For a few brief days in March, you may catch a glimpse of literary, and personal, links with the rest of Europe and the wider world. On Tuesday, one publisher who embodies those connections at their boldest and best - Christopher MacLehose of Harvill Press (now Harvill Secker) - picked up the book fair's award for a lifetime's achievement in international publishing. At a party to celebrate his 40 boundary-busting years in the business, messages of support arrived from leading global novelists. I especially enjoyed the gesture of support lobbed by Portugal's Nobel Prize-winner José Saramago into a room graced by the topmost of top brass: "In solidarity against international capitalism!" Given the balance sheets of a few UK publishers, some might have replied that they've been doing their level best.

The book fair also gave the Goethe Institut in London a pretext to do what many scoffing Brits might have thought utterly inconceivable: not merely to stage a programme of readings from post-war German writers that lasted through a long Friday evening, but to flog every ticket and even to turn large numbers away. Writers and artists hailed their German-language gurus: A S Byatt relished the fierce ironies of Hans-Magnus Enzensberger, Antony Gormley the mystical raptures of Hermann Broch, Anthea Bell the lyrical sadness of W G Sebald, Philip Hensher the earthy density of Siegfried Lenz, and so on... (I plumped for the bittersweet tensions of Judith Hermann's lovely stories in Nothing but Ghosts.)

With the World Cup in Germany three months away, we should be braced for the inevitable orgy of crass stereotypes among the usual suspects in the media. This night of Germanic stars was, if you like, a way of getting some retaliation in first. The sculptor Richard Wentworth said, with no tongue visible in cheek, that he found young British artists a little worthy in comparison with the bubbly (or spritzig?) humour of their German counterparts. He also noted how refreshing it was to focus on German figures in a British forum not obsessed with the events of 1933-45. I take the point, and endorse it. And yet... surely one compelling reason to celebrate post-war German culture is precisely its hard-won ability to examine those years and honour the victims?

Respect for the art of the living does not rule out remembrance of the lost. This week, I also met two extraordinary witnesses from that accursed era. Imre Kertész - teenage Auschwitz inmate, Hungary's Nobel laureate, and author of the amazing Fatelessness - now spends a lot of time in Berlin. His autobiographical book, The 'K' Dossier, is due to appear in Germany this month.

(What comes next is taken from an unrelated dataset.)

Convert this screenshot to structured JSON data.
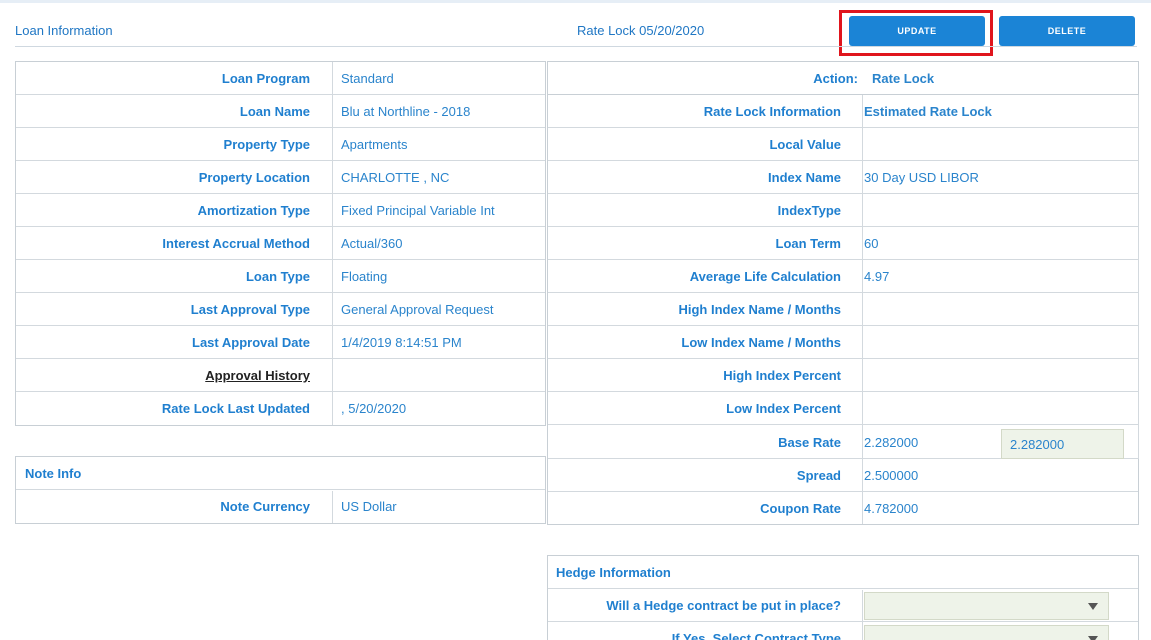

Then Denise Epstein movingly invoked the spirit of her mother, Irène Némirovsky - killed in the camp that Kertész survived - at the British launch of Suite Française. Here, as with Kertész, stood a vivid, vital bond with a terrible history: the best of people, who came through the worst of times. Writing of the stature that Kertész has created, or she has preserved, lets us embrace the present without forgetting the past. In any republic of letters worth its name, the dead must have votes and voices, too.